Scott J. Montross, vice president and general manager of Evraz Oregon Steel Mills, said his company's mill in Portland is producing about 8,000 tons of armor plate a month for military applications. "They've asked us to support the program as much as we can. It's our civic duty to do that. We're running pretty much at full tilt."

But the supply pressures will ease within a few months, Montross said in a telephone interview. "Generally these vehicle builds would be spread out over a number of years as they put them in service. But they want to get these MRAPs as fast as they can so they very much compressed the supply timeframe, which I think is creating just a very short-term issue. I think it'll be very quick where the suppliers in North America catch up."

Evraz Oregon Steel Mills has committed a large portion of its capacity to the program, which has reduced availability of its products to other customers, Montross said. "It's obviously reduced pretty significantly the amount of open order book that we have, but overall we've been able to support to some extent our local customers."

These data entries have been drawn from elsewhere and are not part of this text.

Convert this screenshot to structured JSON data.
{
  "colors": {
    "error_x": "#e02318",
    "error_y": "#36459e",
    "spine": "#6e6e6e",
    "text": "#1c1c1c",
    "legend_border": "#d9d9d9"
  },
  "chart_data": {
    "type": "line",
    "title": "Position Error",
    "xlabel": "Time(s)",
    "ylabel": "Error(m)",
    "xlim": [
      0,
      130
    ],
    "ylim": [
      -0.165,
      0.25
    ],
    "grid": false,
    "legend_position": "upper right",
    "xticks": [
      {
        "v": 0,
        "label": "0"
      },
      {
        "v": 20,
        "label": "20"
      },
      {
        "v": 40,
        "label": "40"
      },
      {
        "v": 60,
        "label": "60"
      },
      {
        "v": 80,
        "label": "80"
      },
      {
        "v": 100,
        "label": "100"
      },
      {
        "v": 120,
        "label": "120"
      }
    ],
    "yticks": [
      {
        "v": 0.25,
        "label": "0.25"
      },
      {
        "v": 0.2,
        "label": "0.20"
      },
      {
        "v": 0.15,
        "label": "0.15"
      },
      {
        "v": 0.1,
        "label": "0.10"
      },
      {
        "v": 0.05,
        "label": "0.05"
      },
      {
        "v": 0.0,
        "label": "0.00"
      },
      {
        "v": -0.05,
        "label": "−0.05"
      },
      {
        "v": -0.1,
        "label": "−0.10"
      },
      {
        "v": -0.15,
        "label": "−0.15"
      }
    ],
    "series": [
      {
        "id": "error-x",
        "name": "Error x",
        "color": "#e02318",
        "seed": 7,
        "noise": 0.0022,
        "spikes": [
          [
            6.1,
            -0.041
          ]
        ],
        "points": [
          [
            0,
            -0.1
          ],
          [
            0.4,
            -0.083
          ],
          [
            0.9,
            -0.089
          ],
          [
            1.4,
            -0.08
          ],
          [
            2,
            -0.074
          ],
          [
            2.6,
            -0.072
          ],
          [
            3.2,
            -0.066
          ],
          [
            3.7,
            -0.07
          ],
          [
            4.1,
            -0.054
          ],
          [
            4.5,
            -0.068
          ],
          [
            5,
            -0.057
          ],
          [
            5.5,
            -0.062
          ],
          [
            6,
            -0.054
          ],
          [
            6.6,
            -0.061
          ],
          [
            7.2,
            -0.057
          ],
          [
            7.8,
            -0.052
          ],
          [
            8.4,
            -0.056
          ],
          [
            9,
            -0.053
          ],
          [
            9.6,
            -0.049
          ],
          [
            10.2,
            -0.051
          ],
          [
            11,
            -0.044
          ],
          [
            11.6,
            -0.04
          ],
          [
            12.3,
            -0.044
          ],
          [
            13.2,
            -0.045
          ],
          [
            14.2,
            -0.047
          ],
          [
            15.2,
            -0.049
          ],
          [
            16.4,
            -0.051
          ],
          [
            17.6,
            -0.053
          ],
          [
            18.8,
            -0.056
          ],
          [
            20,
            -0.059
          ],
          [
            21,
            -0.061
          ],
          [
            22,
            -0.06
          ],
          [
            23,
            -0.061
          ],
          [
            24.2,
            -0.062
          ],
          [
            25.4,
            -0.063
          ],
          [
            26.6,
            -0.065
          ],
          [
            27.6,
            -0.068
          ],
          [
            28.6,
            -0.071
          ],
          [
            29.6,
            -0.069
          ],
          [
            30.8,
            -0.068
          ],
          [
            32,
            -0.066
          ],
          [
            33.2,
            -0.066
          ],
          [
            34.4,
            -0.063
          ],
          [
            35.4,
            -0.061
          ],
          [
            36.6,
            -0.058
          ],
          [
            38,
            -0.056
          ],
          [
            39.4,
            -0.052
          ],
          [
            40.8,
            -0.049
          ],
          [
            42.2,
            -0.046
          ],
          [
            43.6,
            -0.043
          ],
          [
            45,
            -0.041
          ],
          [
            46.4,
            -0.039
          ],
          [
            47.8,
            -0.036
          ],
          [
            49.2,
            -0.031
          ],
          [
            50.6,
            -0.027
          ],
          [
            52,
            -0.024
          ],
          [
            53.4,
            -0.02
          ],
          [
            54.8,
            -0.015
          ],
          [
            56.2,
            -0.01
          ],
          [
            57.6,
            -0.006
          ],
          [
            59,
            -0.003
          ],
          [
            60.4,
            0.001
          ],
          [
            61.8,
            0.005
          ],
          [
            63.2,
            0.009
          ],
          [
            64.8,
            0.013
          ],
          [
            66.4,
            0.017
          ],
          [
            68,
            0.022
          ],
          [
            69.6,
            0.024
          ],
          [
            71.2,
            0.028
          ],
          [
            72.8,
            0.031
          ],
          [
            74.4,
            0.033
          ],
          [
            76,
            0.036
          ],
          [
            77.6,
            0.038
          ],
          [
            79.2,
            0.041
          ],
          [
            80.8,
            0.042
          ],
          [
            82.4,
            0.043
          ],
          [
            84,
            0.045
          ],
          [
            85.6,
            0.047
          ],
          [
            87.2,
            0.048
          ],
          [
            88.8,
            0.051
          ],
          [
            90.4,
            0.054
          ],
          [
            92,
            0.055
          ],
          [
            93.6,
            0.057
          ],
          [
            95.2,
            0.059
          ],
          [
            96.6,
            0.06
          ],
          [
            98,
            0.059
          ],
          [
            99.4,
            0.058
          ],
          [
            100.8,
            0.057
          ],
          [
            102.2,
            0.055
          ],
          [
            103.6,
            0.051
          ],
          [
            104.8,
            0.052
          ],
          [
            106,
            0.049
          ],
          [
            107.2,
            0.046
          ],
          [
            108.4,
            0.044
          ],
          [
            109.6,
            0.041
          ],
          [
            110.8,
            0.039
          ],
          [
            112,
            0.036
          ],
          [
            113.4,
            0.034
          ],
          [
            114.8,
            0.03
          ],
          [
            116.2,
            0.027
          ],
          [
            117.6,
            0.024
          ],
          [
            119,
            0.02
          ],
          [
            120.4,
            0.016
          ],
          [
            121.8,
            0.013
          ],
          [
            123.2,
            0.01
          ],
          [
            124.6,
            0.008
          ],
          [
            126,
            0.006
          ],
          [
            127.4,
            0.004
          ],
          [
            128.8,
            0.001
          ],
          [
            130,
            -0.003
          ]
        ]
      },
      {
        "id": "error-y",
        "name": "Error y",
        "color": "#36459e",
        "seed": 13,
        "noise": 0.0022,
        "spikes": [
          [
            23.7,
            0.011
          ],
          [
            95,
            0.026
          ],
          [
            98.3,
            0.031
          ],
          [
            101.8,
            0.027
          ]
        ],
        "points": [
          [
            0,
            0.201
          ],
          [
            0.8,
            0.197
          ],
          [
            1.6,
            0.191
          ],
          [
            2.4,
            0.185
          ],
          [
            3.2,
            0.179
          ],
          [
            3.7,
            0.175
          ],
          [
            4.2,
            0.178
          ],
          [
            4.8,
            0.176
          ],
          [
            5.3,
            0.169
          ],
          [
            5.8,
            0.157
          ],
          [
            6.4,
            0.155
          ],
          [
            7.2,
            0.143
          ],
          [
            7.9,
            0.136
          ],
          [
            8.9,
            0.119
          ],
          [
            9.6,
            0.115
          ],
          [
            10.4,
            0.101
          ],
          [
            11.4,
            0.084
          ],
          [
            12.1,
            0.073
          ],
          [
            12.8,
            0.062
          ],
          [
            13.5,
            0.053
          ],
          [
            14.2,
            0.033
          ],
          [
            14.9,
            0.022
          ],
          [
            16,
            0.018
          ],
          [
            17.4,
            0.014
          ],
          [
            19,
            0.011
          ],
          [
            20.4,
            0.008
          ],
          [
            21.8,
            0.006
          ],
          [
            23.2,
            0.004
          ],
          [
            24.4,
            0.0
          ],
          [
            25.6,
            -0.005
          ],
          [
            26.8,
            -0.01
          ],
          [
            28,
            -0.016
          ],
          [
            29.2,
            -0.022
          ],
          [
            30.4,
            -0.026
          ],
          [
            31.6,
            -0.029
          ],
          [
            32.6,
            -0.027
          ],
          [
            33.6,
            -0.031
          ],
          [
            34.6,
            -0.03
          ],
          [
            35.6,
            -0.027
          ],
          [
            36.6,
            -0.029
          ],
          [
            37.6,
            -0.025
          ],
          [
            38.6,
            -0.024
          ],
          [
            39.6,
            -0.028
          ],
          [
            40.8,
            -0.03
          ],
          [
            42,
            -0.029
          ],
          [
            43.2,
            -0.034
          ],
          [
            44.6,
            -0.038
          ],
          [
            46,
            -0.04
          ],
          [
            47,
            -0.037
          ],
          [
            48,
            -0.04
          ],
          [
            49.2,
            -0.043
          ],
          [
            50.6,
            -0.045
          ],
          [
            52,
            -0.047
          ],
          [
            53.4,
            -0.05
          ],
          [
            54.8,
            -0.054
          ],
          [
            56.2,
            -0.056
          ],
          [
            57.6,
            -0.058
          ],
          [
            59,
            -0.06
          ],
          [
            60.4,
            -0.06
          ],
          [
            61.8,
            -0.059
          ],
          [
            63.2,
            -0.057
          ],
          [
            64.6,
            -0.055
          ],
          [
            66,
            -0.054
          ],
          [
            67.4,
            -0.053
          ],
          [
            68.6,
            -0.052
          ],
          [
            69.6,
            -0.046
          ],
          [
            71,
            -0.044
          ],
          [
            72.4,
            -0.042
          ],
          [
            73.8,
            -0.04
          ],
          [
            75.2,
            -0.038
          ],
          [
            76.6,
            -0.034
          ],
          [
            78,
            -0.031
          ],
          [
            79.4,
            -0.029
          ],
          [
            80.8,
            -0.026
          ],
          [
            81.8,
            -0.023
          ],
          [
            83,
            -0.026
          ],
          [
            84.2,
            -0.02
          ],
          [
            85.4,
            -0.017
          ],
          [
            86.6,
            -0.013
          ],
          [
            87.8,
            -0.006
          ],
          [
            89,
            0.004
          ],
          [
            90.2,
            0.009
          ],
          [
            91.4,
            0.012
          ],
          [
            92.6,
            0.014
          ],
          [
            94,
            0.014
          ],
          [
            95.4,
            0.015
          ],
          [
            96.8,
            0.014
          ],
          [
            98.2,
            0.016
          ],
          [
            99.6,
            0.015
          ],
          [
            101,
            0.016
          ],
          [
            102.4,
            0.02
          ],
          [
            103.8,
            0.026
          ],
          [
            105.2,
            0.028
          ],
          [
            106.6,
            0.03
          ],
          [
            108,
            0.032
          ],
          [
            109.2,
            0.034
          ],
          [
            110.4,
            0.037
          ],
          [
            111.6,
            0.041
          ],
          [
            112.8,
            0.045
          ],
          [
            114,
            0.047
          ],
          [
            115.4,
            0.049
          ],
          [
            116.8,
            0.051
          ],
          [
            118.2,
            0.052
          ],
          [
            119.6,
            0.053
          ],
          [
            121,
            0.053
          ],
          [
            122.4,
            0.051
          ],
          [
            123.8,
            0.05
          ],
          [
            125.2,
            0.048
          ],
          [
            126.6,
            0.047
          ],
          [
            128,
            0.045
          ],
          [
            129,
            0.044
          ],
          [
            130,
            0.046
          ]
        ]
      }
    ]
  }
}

He anticipates that the initial surge of product to MRAP vehicle builders should be over by the middle of the first quarter of 2008. "Once that's done, I think all of a sudden you start getting back to the ability to have normal supply. We all have to do our duty to support our troops. It's made a temporary tightness in the overall heat-treat market. But I think it's only temporary."

An Algoma Steel spokeswoman confirmed that her company also is running at capacity for heat-treated plate and suggested a possible expansion of what it can supply in the future. "As we look to ramp up overall production from approximately 2.6 million tons per year to over 4 million tons within the next three years, we are exploring opportunities to increase production of heat treat, and indeed ballistic grades, as market conditions warrant," she said in an e-mail response to questions.

Algoma produces more than 150,000 tons of armor plate annually at its steelworks in Sault Ste. Marie. Although the spokeswoman wouldn't comment on specific customer contracts or sales volumes, she did confirm that Algoma's armor plate is used by the U.S. Armed Forces for its MRAP program as well as for a number of ballistic and blast protection applications.

An ArcelorMittal spokesman declined to comment.